Same structure, different words
A computer scientist develops temporal difference learning. Decades later, a neuroscientist discovers dopamine neurons fire in the same pattern. Same mathematical structure. No shared vocabulary. Nobody noticed for years.
This keeps happening across fields that share no terminology but describe overlapping structures. The question driving this project: can that recognition stop being accidental?
Analytical intelligence is becoming infrastructure. When cognitive capability is abundant, the bottleneck moves from generating answers to verifying them. Every AI breakthrough in science credits the verifier. Cross domain scientific comparison has had no verifier.
Anuja Khatri. The Consilience started from a precise question: when two fields independently describe the same structural pattern in entirely different vocabularies, is there a way to check computationally whether the correspondence is real or projected? No existing tool could answer it. Embedding search found vocabulary matches. Language models produced eloquent confirmations. Neither could show where the correspondence breaks, where two descriptions actually disagree, or whether the disagreement is testable.

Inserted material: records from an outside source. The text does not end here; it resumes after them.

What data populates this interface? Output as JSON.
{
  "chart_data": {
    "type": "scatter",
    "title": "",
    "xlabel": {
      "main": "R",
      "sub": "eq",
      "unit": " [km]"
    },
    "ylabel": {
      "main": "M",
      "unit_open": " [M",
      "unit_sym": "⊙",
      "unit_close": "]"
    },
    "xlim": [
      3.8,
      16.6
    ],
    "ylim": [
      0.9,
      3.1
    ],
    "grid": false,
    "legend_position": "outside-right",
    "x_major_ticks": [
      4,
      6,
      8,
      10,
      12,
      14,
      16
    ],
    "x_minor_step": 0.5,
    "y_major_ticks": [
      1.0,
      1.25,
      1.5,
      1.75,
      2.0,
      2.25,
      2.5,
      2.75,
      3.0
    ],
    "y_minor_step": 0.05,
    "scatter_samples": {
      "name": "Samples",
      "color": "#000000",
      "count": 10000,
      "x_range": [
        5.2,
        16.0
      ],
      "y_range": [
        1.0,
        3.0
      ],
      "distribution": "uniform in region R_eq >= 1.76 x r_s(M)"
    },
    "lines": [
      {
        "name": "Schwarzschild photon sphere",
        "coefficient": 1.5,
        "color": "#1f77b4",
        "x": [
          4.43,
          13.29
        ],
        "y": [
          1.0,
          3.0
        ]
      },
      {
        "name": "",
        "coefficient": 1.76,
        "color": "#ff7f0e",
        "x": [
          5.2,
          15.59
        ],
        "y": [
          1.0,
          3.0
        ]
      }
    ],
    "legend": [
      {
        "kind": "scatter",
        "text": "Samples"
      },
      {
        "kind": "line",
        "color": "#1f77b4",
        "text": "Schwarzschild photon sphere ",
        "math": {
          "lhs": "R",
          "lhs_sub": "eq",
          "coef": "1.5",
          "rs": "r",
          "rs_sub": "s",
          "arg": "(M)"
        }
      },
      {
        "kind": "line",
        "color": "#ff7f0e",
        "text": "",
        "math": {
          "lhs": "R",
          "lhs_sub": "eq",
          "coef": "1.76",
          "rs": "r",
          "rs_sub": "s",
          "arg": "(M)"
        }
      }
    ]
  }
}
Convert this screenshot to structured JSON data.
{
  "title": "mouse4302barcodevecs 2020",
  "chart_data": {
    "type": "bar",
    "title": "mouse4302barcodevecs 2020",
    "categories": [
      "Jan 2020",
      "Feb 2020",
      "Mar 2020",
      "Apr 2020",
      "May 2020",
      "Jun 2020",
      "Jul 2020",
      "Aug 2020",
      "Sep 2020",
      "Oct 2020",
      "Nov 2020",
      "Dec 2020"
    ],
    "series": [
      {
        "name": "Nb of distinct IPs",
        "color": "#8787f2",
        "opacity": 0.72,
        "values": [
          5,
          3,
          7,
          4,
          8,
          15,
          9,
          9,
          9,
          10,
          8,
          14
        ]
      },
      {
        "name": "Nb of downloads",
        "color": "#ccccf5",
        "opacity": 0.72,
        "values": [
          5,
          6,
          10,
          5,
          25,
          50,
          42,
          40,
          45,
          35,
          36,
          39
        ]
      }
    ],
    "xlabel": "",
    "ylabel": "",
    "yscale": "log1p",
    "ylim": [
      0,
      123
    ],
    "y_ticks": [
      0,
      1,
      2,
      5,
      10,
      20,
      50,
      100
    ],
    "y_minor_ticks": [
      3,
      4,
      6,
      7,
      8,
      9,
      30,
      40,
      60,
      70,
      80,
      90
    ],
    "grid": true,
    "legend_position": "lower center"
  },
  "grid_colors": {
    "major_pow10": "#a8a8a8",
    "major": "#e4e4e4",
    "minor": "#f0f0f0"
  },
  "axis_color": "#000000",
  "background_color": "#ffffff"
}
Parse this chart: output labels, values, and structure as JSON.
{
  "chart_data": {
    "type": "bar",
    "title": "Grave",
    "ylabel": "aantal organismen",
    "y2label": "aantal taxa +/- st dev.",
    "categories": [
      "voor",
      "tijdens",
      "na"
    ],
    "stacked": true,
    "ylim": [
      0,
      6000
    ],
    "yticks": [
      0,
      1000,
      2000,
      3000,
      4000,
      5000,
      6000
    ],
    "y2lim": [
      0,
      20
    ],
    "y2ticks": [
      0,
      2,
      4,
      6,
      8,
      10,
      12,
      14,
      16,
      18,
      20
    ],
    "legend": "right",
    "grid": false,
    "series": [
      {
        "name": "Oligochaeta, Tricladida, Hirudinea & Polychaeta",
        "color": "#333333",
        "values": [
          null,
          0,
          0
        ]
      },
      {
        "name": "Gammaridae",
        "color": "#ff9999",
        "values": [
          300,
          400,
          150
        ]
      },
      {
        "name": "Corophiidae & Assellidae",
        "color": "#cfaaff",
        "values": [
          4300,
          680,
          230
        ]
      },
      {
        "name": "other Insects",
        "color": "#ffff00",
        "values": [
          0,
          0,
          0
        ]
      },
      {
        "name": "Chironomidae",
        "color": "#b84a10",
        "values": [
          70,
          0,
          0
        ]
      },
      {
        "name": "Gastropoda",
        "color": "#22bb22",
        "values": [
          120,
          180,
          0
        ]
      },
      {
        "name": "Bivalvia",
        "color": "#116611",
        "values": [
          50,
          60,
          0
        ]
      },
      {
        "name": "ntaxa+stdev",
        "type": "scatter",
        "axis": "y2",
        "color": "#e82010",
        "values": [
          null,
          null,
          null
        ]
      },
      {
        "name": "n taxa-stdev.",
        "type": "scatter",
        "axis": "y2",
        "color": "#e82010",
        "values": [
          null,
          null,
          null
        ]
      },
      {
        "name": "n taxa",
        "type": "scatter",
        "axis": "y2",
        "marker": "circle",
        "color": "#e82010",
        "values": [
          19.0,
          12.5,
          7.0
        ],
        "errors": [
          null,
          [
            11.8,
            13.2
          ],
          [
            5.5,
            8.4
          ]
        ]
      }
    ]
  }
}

So she built the instrument. A neurosymbolic verification engine where models handle reading and deterministic code handles all judgment. Typed subgraph isomorphism for structural matching. A four rung grading ladder where every verdict carries a ceiling on what it does not license. A versioned instrument capability map that checks whether each disagreement is testable with real equipment. Published rejections with structural reasons. An architecture designed so that no language model ever gets the last word on any scientific verdict.
One person. One year. The engine blind tested against an international expert collaboration and matched what eleven laboratories found over nineteen months.